Each episode features Sunny in a new location, where she identifies, harvests, and cooks local plants and fungi. Of course, Mother Nature has her own opinions about what makes good footage: Sunny has had close encounters with ‘gators, plenty of “spring showers with the spring greens,” and uncooperative campfires that made cooking her catch on film nearly impossible.

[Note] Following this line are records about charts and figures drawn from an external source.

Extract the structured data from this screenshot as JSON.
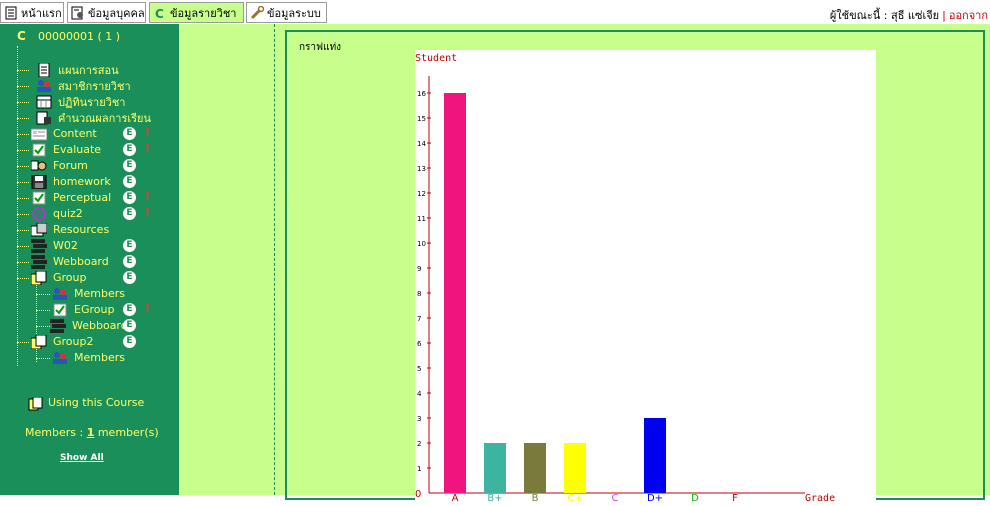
{
  "tabs": [
    {
      "label": "หน้าแรก"
    },
    {
      "label": "ข้อมูลบุคคล"
    },
    {
      "label": "ข้อมูลรายวิชา"
    },
    {
      "label": "ข้อมูลระบบ"
    }
  ],
  "user": {
    "prefix": "ผู้ใช้ขณะนี้ :",
    "name": "สุธี แซ่เจีย",
    "separator": "|",
    "logout": "ออกจาก"
  },
  "course": {
    "id": "00000001 ( 1 )",
    "icon": "course-c-icon"
  },
  "sidebar": {
    "items": [
      {
        "label": "แผนการสอน",
        "icon": "plan-document-icon"
      },
      {
        "label": "สมาชิกรายวิชา",
        "icon": "members-icon"
      },
      {
        "label": "ปฏิทินรายวิชา",
        "icon": "calendar-icon"
      },
      {
        "label": "คำนวณผลการเรียน",
        "icon": "calculate-grade-icon"
      },
      {
        "label": "Content",
        "icon": "content-icon"
      },
      {
        "label": "Evaluate",
        "icon": "checkbox-icon"
      },
      {
        "label": "Forum",
        "icon": "forum-icon"
      },
      {
        "label": "homework",
        "icon": "disk-icon"
      },
      {
        "label": "Perceptual",
        "icon": "checkbox-icon"
      },
      {
        "label": "quiz2",
        "icon": "quiz-icon"
      },
      {
        "label": "Resources",
        "icon": "resources-icon"
      },
      {
        "label": "W02",
        "icon": "webboard-icon"
      },
      {
        "label": "Webboard",
        "icon": "webboard-icon"
      },
      {
        "label": "Group",
        "icon": "group-folder-icon"
      },
      {
        "label": "Members",
        "icon": "members-icon"
      },
      {
        "label": "EGroup",
        "icon": "checkbox-icon"
      },
      {
        "label": "Webboard",
        "icon": "webboard-icon"
      },
      {
        "label": "Group2",
        "icon": "group-folder-icon"
      },
      {
        "label": "Members",
        "icon": "members-icon"
      }
    ],
    "using_course": "Using this Course",
    "members_label": "Members :",
    "members_count": "1",
    "members_unit": "member(s)",
    "show_all": "Show All"
  },
  "graph_title": "กราฟแท่ง",
  "chart_data": {
    "type": "bar",
    "ylabel": "Student",
    "xlabel": "Grade",
    "ylim": [
      0,
      17
    ],
    "yticks": [
      "0",
      "1",
      "2",
      "3",
      "4",
      "5",
      "6",
      "7",
      "8",
      "9",
      "10",
      "11",
      "12",
      "13",
      "14",
      "15",
      "16"
    ],
    "categories": [
      "A",
      "B+",
      "B",
      "C+",
      "C",
      "D+",
      "D",
      "F"
    ],
    "values": [
      16,
      2,
      2,
      2,
      0,
      3,
      0,
      0
    ],
    "bar_colors": [
      "#f0147e",
      "#3cb4a0",
      "#7a7a3c",
      "#ffff00",
      "#e040e0",
      "#0000f0",
      "#00c000",
      "#c00000"
    ],
    "label_colors": [
      "#c00000",
      "#3cb4a0",
      "#7a7a3c",
      "#ffff00",
      "#e040e0",
      "#0000f0",
      "#00c000",
      "#c00000"
    ],
    "axis_color": "#c00000"
  },
  "colors": {
    "sidebar_bg": "#1a8f5a",
    "panel_bg": "#c8ff8c",
    "sidebar_text": "#ffff66"
  }
}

One of Sunny’s great assets, though, is her optimism (one might even call it her sunny disposition). “It’s been such a treat to connect with folks from around the nation,” she says. “I’m getting to meet all sorts of wild food folks, along with others, who are connected deeply with the earth.” And in this time of rancorous politics and public debate, Sunny still sees the potential of the U.S. being a leader in raising consciousness about health, nutrition, and local food. Says Sunny: “I’m learning to love America again. I am deeply patriotic, which is why I feel so disappointed with our politics and international persona at times. I know we can be better. We still have a lot to be proud of…and we still have a hell of a lot of abundance. There are wild foods everywhere just waiting for us to recognize and use them.”

Amen to that!

Hot on the Trail with Sunny Savage will debut later this year, with weekly half-hour episodes on Veria, a channel dedicated to living naturally, airing on DISH 9575. We’ll announce the official premier when the date is firm.